The presentation argues that China is a skilled actor in cyber espionage and conflict, and argues that unless the US takes extensive, deliberate precautions to control and secure its 5G network, “China will win politically, economically, and militarily.”
This has been a growing concern for the US. In January, AT&T backed out of a deal to carry Huawei smartphones, reportedly because of pressure from Congress. Lawmakers have even pressured AT&T to cut Huawei out of group efforts to establish the 5G standard, according to a Reuters report. Shortly after, Republican lawmakers proposed a bill that would ban federal agencies from doing business with companies or organizations that use Chinese-made networking equipment. A 2013 law already requires federal law-enforcement agencies approve any government purchase of tech gear from China. In 2012, a Congressional report concluded that telecommunications providers should avoid equipment from Chinese brands. Reuters later reported that a White House review found no evidence that Huawei had actually spied for China.
Observers agree to a point that the more 5G equipment China develops and manufactures, the more the country will be able to impact the global supply chain and potentially sneak backdoors, clandestine or illicit access points, into infrastructure hardware and software.
Researchers note, though, that a nationalized 5G network wouldn’t necessarily be more secure, particularly since most of the expertise for building wireless networks is inside private companies, not government agencies. “There is no logic that connects federal management of a telecom network to increased security from foreign surveillance or cyber attacks,” says Nathan Freitas, the founder and director of the Guardian Project, a privacy and security nonprofit that works on secure telecommunications. “What is needed are networks with strong authentication, encryption and privacy-preserving features.” He says it would be more efficient for the government to help pay for threat modeling, security audits, and open-source projects, “to ensure the corporate giants don’t screw up 5G deployment themselves.”
Regardless of who builds the 5G network in the US, one larger question is whether the international telecom community will prioritize security as it develops 5G standards.
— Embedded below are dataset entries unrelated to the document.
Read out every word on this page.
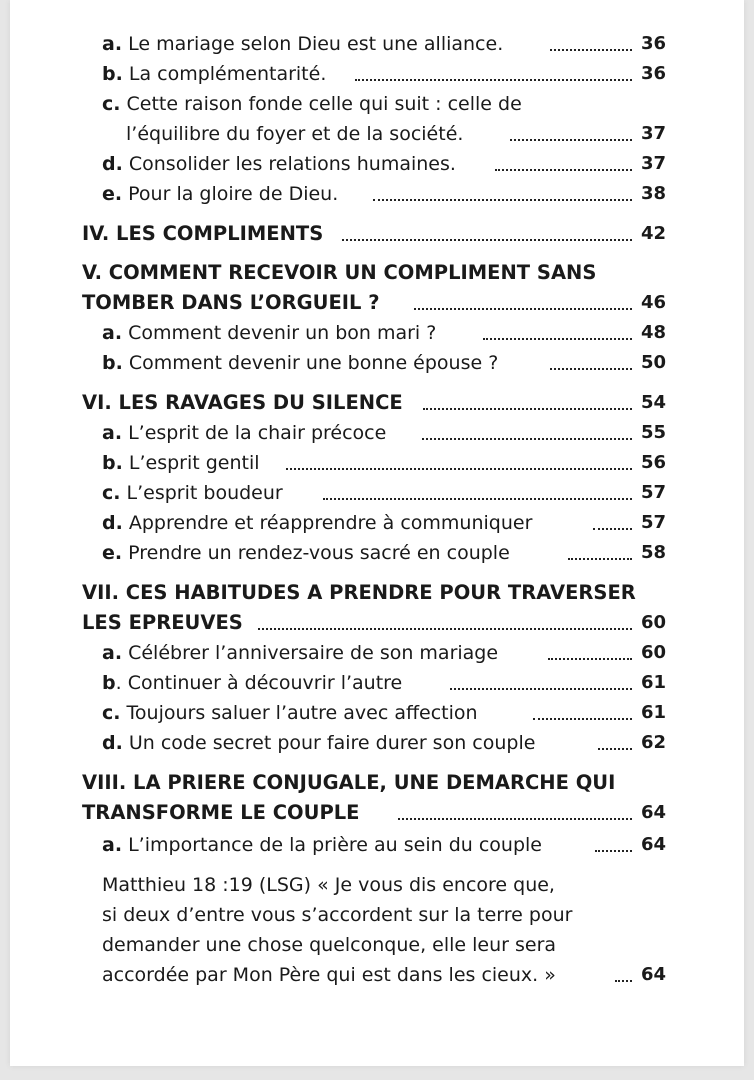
a. Le mariage selon Dieu est une alliance.	36
b. La complémentarité.	36
c. Cette raison fonde celle qui suit : celle de
l’équilibre du foyer et de la société.	37
d. Consolider les relations humaines.	37
e. Pour la gloire de Dieu.	38
IV. LES COMPLIMENTS	42
V. COMMENT RECEVOIR UN COMPLIMENT SANS
TOMBER DANS L’ORGUEIL ?	46
a. Comment devenir un bon mari ?	48
b. Comment devenir une bonne épouse ?	50
VI. LES RAVAGES DU SILENCE	54
a. L’esprit de la chair précoce	55
b. L’esprit gentil	56
c. L’esprit boudeur	57
d. Apprendre et réapprendre à communiquer	57
e. Prendre un rendez-vous sacré en couple	58
VII. CES HABITUDES A PRENDRE POUR TRAVERSER
LES EPREUVES	60
a. Célébrer l’anniversaire de son mariage	60
b. Continuer à découvrir l’autre	61
c. Toujours saluer l’autre avec affection	61
d. Un code secret pour faire durer son couple	62
VIII. LA PRIERE CONJUGALE, UNE DEMARCHE QUI
TRANSFORME LE COUPLE	64
a. L’importance de la prière au sein du couple	64
Matthieu 18 :19 (LSG) « Je vous dis encore que,
si deux d’entre vous s’accordent sur la terre pour
demander une chose quelconque, elle leur sera
accordée par Mon Père qui est dans les cieux. »	64
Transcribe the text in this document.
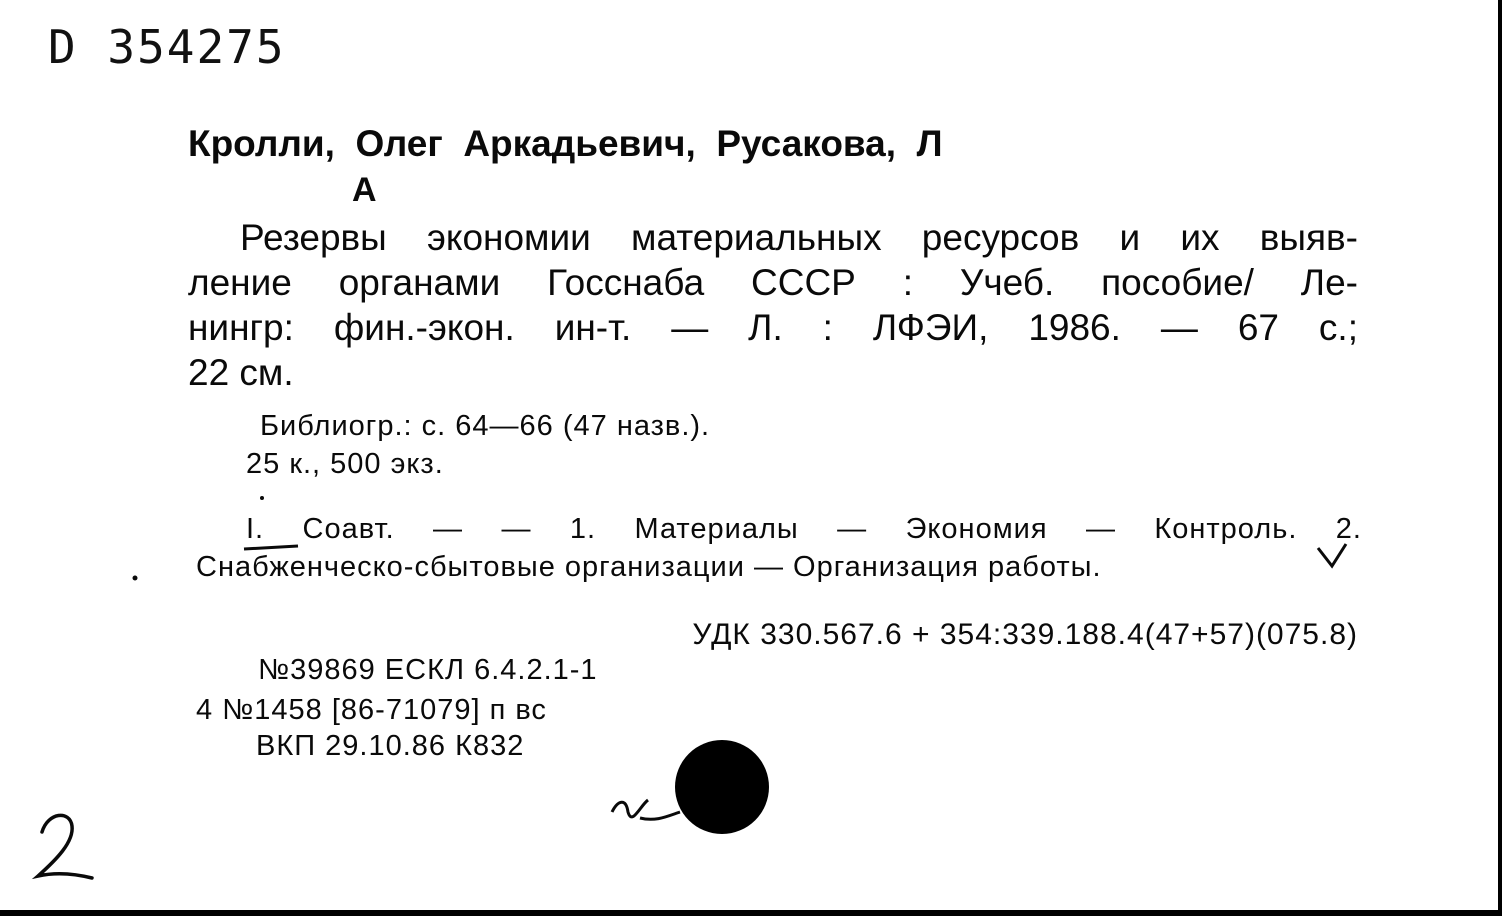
D 354275
Кролли,  Олег  Аркадьевич,  Русакова,  Л
А
Резервы экономии материальных ресурсов и их выяв-
ление органами Госснаба СССР : Учеб. пособие/ Ле-
нингр: фин.-экон. ин-т. — Л. : ЛФЭИ, 1986. — 67 с.;
22 см.
Библиогр.: с. 64—66 (47 назв.).
25 к., 500 экз.
I. Соавт. — — 1. Материалы — Экономия — Контроль. 2.
Снабженческо-сбытовые организации — Организация работы.
УДК 330.567.6 + 354:339.188.4(47+57)(075.8)
№39869 ЕСКЛ 6.4.2.1-1
4 №1458 [86-71079] п вс
ВКП 29.10.86 К832
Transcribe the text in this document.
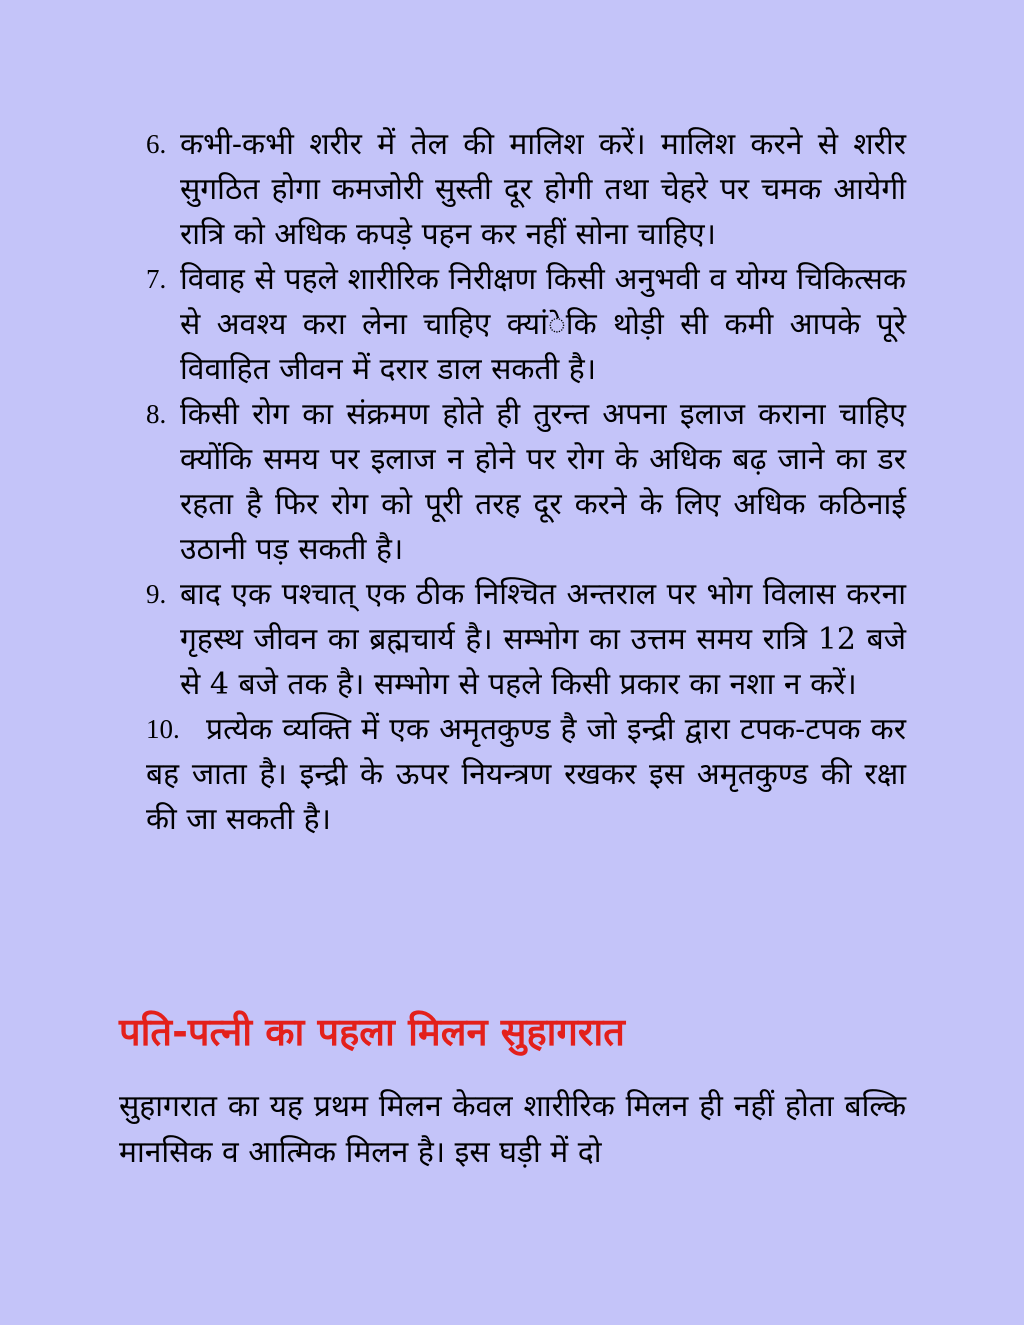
6. कभी-कभी शरीर में तेल की मालिश करें। मालिश करने से शरीर सुगठित होगा कमजोेरी सुस्ती दूर होगी तथा चेहरे पर चमक आयेगी रात्रि को अधिक कपड़े पहन कर नहीं सोना चाहिए।
7. विवाह से पहले शारीरिक निरीक्षण किसी अनुभवी व योग्य चिकित्सक से अवश्य करा लेना चाहिए क्यांेकि थोड़ी सी कमी आपके पूरे विवाहित जीवन में दरार डाल सकती है।
8. किसी रोग का संक्रमण होते ही तुरन्त अपना इलाज कराना चाहिए क्योंकि समय पर इलाज न होने पर रोग के अधिक बढ़ जाने का डर रहता है फिर रोग को पूरी तरह दूर करने के लिए अधिक कठिनाई उठानी पड़ सकती है।
9. बाद एक पश्चात् एक ठीक निश्चित अन्तराल पर भोग विलास करना गृहस्थ जीवन का ब्रह्मचार्य है। सम्भोग का उत्तम समय रात्रि 12 बजे से 4 बजे तक है। सम्भोग से पहले किसी प्रकार का नशा न करें।
10. प्रत्येक व्यक्ति में एक अमृतकुण्ड है जो इन्द्री द्वारा टपक-टपक कर बह जाता है। इन्द्री के ऊपर नियन्त्रण रखकर इस अमृतकुण्ड की रक्षा की जा सकती है।
पति-पत्नी का पहला मिलन सुहागरात

सुहागरात का यह प्रथम मिलन केवल शारीरिक मिलन ही नहीं होता बल्कि मानसिक व आत्मिक मिलन है। इस घड़ी में दो
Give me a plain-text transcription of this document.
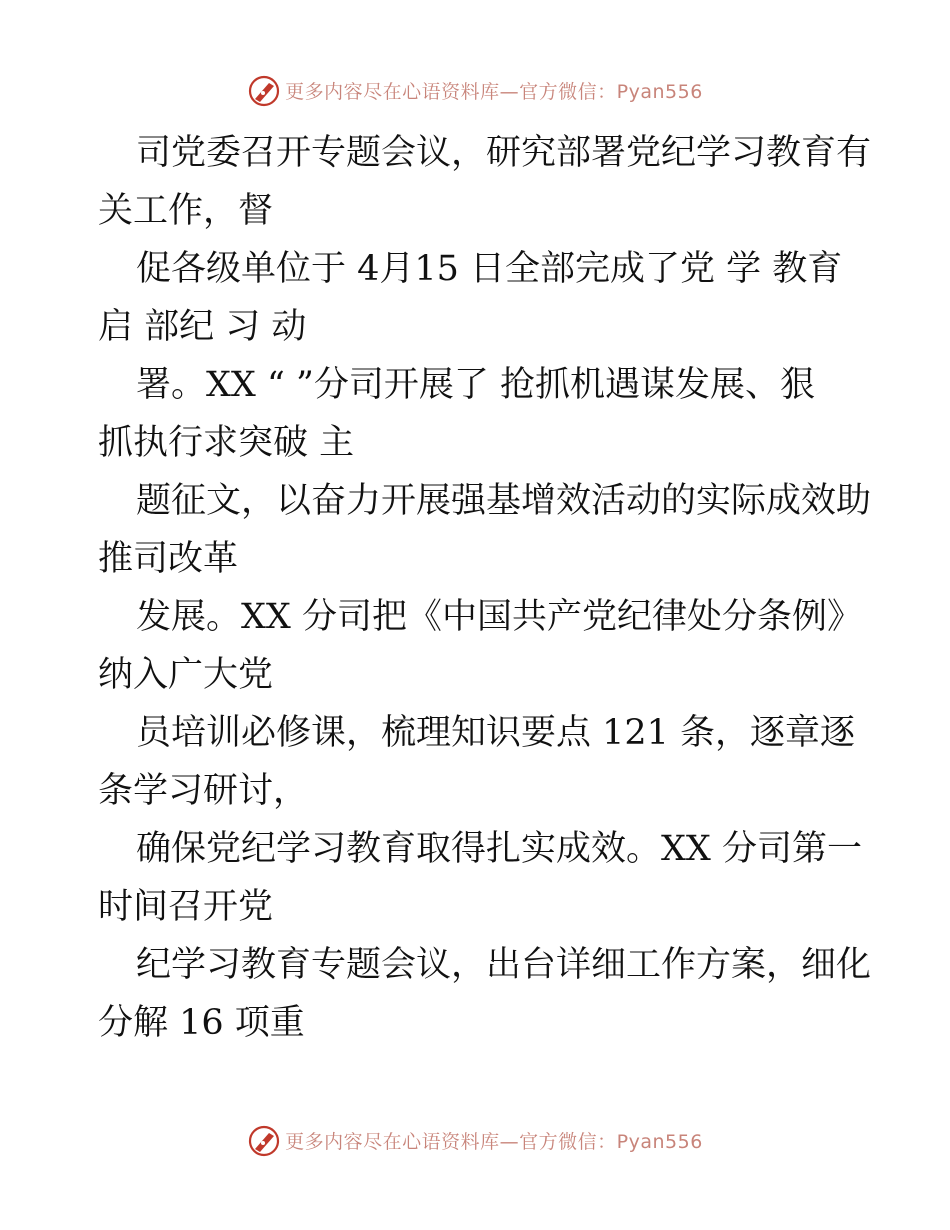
更多内容尽在心语资料库—官方微信：Pyan556

司党委召开专题会议，研究部署党纪学习教育有
关工作，督

促各级单位于 4月15 日全部完成了党 学 教育
启 部纪 习 动

署。XX “ ”分司开展了 抢抓机遇谋发展、狠
抓执行求突破 主

题征文，以奋力开展强基增效活动的实际成效助
推司改革

发展。XX 分司把《中国共产党纪律处分条例》
纳入广大党

员培训必修课，梳理知识要点 121 条，逐章逐
条学习研讨，

确保党纪学习教育取得扎实成效。XX 分司第一
时间召开党

纪学习教育专题会议，出台详细工作方案，细化
分解 16 项重

更多内容尽在心语资料库—官方微信：Pyan556
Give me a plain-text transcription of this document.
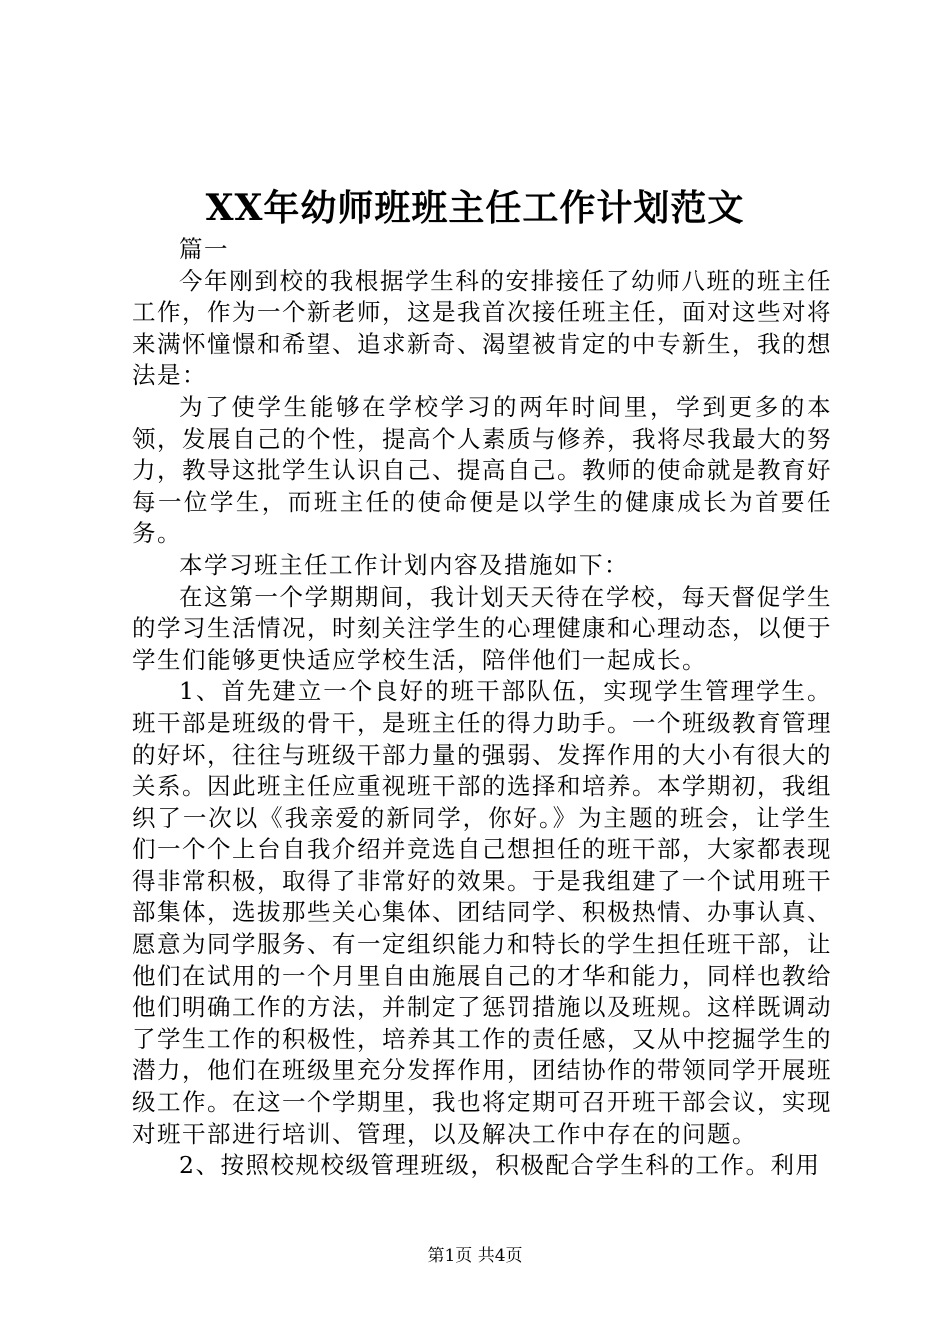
XX年幼师班班主任工作计划范文

篇一

今年刚到校的我根据学生科的安排接任了幼师八班的班主任工作，作为一个新老师，这是我首次接任班主任，面对这些对将来满怀憧憬和希望、追求新奇、渴望被肯定的中专新生，我的想法是：

为了使学生能够在学校学习的两年时间里，学到更多的本领，发展自己的个性，提高个人素质与修养，我将尽我最大的努力，教导这批学生认识自己、提高自己。教师的使命就是教育好每一位学生，而班主任的使命便是以学生的健康成长为首要任务。

本学习班主任工作计划内容及措施如下：

在这第一个学期期间，我计划天天待在学校，每天督促学生的学习生活情况，时刻关注学生的心理健康和心理动态，以便于学生们能够更快适应学校生活，陪伴他们一起成长。

1、首先建立一个良好的班干部队伍，实现学生管理学生。班干部是班级的骨干，是班主任的得力助手。一个班级教育管理的好坏，往往与班级干部力量的强弱、发挥作用的大小有很大的关系。因此班主任应重视班干部的选择和培养。本学期初，我组织了一次以《我亲爱的新同学，你好。》为主题的班会，让学生们一个个上台自我介绍并竞选自己想担任的班干部，大家都表现得非常积极，取得了非常好的效果。于是我组建了一个试用班干部集体，选拔那些关心集体、团结同学、积极热情、办事认真、愿意为同学服务、有一定组织能力和特长的学生担任班干部，让他们在试用的一个月里自由施展自己的才华和能力，同样也教给他们明确工作的方法，并制定了惩罚措施以及班规。这样既调动了学生工作的积极性，培养其工作的责任感，又从中挖掘学生的潜力，他们在班级里充分发挥作用，团结协作的带领同学开展班级工作。在这一个学期里，我也将定期可召开班干部会议，实现对班干部进行培训、管理，以及解决工作中存在的问题。

2、按照校规校级管理班级，积极配合学生科的工作。利用

第1页 共4页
The groups developing the standards face two options, says Pavel Novikov, head of telecom security research group at the security firm Positive Technologies. “Base 5G on 4G networks—in this case, the security of these networks will not be different from 4G. [Or create] an absolutely new network. Building completely new 5G networks will take a huge investment.”
More than worrying that any one adversary will beat the US to the punch, experts say the US can best protect mobile data users by investing both public and private funds in auditing new infrastructure, avoiding Chinese equipment if needed, and focusing on implementing protocols that emphasize privacy-preserving features like encryption and strong authentication. As Freitas puts it, “Our current networks, where any number can be forged and someone can pretend to be a cell tower with a $100 box in their backpack are so hilariously bad that anything would be better than what we have today.”